Swedish 3rd Quarter GDP growth up to “Asian” levels at 6.9%

Sweden continues to show strong GDP growth and in the 3rd quarter of 2010 was significantly higher than the 5.2% forecast earlier by the Riksbank and reached  “Asian” levels at 6.9%. Unemployment is down and expected to continue to reduce slowly and is currently at about 8%. The growth is primarily export led and exports to Asia and Latin America are particularly strong.

Freely translated from Svenska Dagbladet:

Today came the news that Sweden’s GDP landed at 6.9 percent for the third quarter of this year. The positive figure may accelerate interest rate increases. “It’s a really good figure. This is well above the Riksbank’s assessment “said Annika Winsth, chief economist at Nordea Bank. The Riksbank believed that the increase in GDP would end up at 5.2 percent for  the third quarter and Nordea’s forecast was forjust 6.2 percent. This shows that Sweden’s economy is growing across the board, among households and businesses as well as in the state, according to Nordea’s chief economist Annika Winsth. “This means that there is still so much spare capacity left in companies, that there is a belief in the future. They dare to invest, “she says.

Robert Bergqvist, chief economist at SEB was surprised at the growth figure of 6.9 percent. “It’s a long way from what we thought. What strikes me is that the sun is shining so brightly in Sweden, while many countries in Europe have huge problems to contend with. Industry and employment have recovered remarkably quickly, although we are not 100 percent back yet”, he says.
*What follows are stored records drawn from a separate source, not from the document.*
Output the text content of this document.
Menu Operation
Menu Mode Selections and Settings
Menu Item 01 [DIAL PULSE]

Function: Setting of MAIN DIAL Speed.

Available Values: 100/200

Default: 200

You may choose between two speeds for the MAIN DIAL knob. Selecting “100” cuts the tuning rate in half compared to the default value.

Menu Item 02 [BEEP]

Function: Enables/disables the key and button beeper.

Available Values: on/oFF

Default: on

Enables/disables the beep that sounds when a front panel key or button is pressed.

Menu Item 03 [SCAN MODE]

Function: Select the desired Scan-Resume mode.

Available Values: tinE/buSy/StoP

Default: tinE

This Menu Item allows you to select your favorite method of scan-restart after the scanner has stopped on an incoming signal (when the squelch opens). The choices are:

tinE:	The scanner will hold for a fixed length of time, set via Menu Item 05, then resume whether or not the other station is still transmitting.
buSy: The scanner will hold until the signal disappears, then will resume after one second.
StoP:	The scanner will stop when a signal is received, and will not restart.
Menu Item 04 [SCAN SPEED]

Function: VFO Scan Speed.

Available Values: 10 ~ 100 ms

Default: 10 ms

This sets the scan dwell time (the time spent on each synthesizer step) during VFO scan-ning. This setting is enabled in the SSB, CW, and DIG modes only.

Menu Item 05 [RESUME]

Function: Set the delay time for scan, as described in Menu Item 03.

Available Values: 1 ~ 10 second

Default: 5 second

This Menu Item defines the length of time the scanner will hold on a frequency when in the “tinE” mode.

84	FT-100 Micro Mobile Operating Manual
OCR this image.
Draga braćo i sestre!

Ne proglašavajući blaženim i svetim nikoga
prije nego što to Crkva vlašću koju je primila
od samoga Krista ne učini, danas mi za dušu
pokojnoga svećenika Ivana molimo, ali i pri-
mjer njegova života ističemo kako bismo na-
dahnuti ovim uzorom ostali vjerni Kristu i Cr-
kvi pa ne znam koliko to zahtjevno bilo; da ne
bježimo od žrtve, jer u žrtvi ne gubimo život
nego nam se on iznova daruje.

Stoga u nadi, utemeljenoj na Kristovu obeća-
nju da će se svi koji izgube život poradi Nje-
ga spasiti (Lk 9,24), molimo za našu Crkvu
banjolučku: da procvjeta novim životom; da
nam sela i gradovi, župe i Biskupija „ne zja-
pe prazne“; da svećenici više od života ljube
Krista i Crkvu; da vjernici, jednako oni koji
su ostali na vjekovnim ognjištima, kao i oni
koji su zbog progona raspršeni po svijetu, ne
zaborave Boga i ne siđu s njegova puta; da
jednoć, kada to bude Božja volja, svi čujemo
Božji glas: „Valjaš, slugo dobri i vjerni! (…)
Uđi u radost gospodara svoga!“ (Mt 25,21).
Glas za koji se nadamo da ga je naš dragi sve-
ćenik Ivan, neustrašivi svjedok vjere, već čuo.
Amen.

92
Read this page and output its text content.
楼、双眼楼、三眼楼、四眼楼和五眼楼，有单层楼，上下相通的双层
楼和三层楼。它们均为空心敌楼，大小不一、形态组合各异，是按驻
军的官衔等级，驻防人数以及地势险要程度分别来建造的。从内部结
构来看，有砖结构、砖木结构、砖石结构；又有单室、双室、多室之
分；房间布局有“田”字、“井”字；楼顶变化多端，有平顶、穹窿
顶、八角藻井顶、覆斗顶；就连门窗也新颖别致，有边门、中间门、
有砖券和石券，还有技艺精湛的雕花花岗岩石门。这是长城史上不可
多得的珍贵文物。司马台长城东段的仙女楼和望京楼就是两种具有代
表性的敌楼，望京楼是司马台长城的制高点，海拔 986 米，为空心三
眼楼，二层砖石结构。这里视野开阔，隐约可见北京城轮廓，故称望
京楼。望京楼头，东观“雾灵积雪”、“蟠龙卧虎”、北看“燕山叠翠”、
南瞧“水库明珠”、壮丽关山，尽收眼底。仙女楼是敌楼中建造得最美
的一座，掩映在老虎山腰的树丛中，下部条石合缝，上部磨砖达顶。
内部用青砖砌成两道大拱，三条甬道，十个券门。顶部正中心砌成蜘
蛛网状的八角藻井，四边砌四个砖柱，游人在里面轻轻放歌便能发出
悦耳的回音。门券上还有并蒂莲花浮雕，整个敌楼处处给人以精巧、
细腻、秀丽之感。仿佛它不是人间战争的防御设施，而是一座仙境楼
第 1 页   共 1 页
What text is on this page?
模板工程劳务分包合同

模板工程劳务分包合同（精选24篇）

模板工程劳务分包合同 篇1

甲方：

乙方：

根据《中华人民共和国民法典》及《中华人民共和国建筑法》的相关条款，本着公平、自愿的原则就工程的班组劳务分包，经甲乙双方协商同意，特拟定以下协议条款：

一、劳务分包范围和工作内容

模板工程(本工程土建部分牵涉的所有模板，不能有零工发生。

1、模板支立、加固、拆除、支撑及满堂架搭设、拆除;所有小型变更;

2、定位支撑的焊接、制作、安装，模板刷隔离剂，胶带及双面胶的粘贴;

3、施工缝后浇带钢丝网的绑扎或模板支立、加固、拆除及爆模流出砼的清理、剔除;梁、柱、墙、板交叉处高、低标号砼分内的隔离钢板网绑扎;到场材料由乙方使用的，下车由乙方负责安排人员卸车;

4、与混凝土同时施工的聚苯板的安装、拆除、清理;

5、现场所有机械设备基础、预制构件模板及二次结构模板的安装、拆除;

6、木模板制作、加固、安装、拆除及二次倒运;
The main reasons for this is, according to Robert Bergqvist, that taxes and the krona exchange rate has made household purchasing power strong, helped the export industry and given strong public finances. The latter means that Sweden can avoid drastic tax increases, he says.

According to Annika Winsth  Sweden’s economy is almost back to a “normal” economic level. “There is little left to do on the employment side “, she says. “We went  stronger into the economic crisis than many other countries, and that means that we do not get hit as hard” she says.

But Nordea’s Chief Economist worries about the the crises in a number of European countries and believes growth will be slightly weaker in 2011. “Countries with large deficits lead to our exports declining”, she said.
SEB also believes in lower growth for 2011 at around 3.5 percent. Nordea and SEB’s assessment is that the strong growth will lead to the Riksbank raising the key bank rate by 0.25 percentage points in December and again in February and April. 

“The Swedish krona will strengthen compared with current levels, and then the interest rate will have to go up. We must be prepared”, says Robert Bergqvist.